I am working with a dataset that includes variables $$Y$$ and $$X$$. I assume that

$$Y = \beta X + \epsilon$$

satisfies all the assumptions of OLS. Based on industry knowledge, I know that theoretically $$\beta = 1$$. However, I am aware that $$X$$ contains noise, meaning I have observed $$\hat{X} = X + u$$ where $$u$$ represents the noise. When I run the OLS estimate, I find that the estimated $$\beta$$ is less than 1 due to the noise in $$X$$, which inflates the variance of $$X$$.
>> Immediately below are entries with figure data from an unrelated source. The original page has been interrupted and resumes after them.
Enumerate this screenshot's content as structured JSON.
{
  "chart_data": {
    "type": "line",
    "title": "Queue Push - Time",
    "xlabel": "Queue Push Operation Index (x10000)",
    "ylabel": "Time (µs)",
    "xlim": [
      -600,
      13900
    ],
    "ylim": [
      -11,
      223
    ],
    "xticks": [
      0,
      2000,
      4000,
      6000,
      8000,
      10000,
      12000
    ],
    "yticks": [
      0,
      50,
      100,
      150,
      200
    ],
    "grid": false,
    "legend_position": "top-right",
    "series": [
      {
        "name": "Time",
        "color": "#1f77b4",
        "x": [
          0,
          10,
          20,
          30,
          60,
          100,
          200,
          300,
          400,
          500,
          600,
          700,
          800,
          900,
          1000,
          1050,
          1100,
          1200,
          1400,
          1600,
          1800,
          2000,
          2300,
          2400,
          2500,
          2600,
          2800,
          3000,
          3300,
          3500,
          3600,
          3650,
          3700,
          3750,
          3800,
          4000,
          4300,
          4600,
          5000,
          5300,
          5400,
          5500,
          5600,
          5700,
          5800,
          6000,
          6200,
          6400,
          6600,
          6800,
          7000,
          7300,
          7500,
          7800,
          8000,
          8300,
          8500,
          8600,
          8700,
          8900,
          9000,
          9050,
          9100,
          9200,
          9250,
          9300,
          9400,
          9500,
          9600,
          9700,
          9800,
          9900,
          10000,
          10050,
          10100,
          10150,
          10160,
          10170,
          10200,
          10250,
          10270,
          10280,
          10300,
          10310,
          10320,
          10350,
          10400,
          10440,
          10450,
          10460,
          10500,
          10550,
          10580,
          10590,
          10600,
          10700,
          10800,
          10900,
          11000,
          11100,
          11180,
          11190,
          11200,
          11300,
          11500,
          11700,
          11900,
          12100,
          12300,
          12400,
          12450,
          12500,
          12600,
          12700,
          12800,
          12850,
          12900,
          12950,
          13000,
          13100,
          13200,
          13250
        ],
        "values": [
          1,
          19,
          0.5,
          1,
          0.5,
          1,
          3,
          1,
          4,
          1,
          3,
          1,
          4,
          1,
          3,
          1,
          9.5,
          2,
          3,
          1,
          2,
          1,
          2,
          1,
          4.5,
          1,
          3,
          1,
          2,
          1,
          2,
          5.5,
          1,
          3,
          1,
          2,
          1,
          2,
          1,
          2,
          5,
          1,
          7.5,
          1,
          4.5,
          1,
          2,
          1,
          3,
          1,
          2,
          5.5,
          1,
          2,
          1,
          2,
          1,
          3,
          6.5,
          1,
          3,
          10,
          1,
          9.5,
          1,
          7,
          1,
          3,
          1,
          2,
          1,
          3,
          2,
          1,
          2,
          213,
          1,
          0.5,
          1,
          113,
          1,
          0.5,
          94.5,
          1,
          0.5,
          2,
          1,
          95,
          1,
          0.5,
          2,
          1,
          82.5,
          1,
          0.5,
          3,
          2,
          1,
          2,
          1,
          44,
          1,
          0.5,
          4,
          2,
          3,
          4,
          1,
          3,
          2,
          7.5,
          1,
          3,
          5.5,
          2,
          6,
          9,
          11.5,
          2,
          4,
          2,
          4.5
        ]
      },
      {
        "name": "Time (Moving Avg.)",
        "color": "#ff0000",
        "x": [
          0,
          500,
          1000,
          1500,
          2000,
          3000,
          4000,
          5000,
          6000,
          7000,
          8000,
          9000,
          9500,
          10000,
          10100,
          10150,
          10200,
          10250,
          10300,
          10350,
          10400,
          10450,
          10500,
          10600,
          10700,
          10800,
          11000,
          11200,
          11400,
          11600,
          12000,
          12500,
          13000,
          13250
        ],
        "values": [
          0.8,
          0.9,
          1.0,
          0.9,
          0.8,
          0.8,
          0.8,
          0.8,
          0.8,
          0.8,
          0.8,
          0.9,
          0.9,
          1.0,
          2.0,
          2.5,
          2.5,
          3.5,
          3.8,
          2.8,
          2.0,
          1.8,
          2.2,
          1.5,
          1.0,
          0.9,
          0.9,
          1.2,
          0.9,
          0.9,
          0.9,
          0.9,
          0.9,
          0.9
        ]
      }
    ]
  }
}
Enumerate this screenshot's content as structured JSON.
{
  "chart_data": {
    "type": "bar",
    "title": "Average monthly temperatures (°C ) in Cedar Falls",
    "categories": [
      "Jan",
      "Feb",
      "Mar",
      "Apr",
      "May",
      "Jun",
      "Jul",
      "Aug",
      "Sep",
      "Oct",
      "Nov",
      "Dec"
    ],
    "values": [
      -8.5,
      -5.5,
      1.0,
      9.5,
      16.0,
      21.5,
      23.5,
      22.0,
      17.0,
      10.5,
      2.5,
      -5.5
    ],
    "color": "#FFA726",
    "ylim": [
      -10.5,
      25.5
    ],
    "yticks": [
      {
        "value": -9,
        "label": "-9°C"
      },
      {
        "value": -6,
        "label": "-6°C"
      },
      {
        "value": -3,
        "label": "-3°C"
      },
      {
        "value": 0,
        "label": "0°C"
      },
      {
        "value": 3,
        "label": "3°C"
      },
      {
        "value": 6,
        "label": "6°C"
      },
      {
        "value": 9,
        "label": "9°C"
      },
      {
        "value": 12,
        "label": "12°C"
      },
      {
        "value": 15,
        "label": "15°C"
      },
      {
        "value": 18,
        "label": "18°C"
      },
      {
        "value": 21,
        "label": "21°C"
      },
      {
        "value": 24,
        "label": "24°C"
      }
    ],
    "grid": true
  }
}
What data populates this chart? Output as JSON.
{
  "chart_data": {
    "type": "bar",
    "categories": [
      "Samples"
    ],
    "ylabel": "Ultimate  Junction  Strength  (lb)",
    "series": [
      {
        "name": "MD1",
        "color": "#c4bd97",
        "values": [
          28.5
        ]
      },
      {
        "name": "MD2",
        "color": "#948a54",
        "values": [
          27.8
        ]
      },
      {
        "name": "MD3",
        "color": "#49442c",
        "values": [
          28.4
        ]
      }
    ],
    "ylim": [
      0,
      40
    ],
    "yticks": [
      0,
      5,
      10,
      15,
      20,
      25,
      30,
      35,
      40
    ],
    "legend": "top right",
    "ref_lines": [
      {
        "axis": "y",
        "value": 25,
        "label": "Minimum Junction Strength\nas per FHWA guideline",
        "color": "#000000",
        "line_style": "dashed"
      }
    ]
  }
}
I have different pairs of $$(Y, X)$$ from various groups. I can verify my assumption by observing that in larger groups (where data variability is reduced by the Central Limit Theorem), the fitted $$\beta$$ is closer to 1.

Given this, my question is: If I want to make an out-of-sample forecast, should I use 1 as my $$\beta$$ or should I use the OLS $$\beta$$ estimate, which is biased?

On one hand, it seems that using the unbiased $$\beta$$ of 1 is preferable since it is theoretically unbiased. However, if I assume the same noise $$u$$ is present in my out-of-sample $$X$$, my residual term will have larger variance because it includes the term $$\beta^2 \text{Var}(u)$$. Using a smaller, biased $$\beta$$ might help reduce the residual variance, despite the bias.

Is this a bias-variance trade-off scenario? What is the best approach here if my goal is to minimize the out-of-sample residual MSE?

• where data variability is reduced by the Central Limit Theorem What does this mean? $//$ How do you know that $\beta = 1?$ What about an intercept term? $//$ should I use the OLS β estimate, which is biased? Why would the OLS estimator be biased?
– Dave
Commented Jul 10 at 21:59
• OLS is biased because it doesn’t assume noise in X. So if you do ols estimate with cov(x_observed, y)/var(x_observed), it will become cov(x,y)/(var(x)+var(u)), assuming u is independent from y. So basically your beta coefficient will be shrinked. For the data I can’t disclose too much since it is confidential. But it is some physical data and we know that beta should be 1 in theory Commented Jul 10 at 22:27
• Then it sounds like you have a good starting point to craft an informative prior distribution and approach this with Bayesian estimation.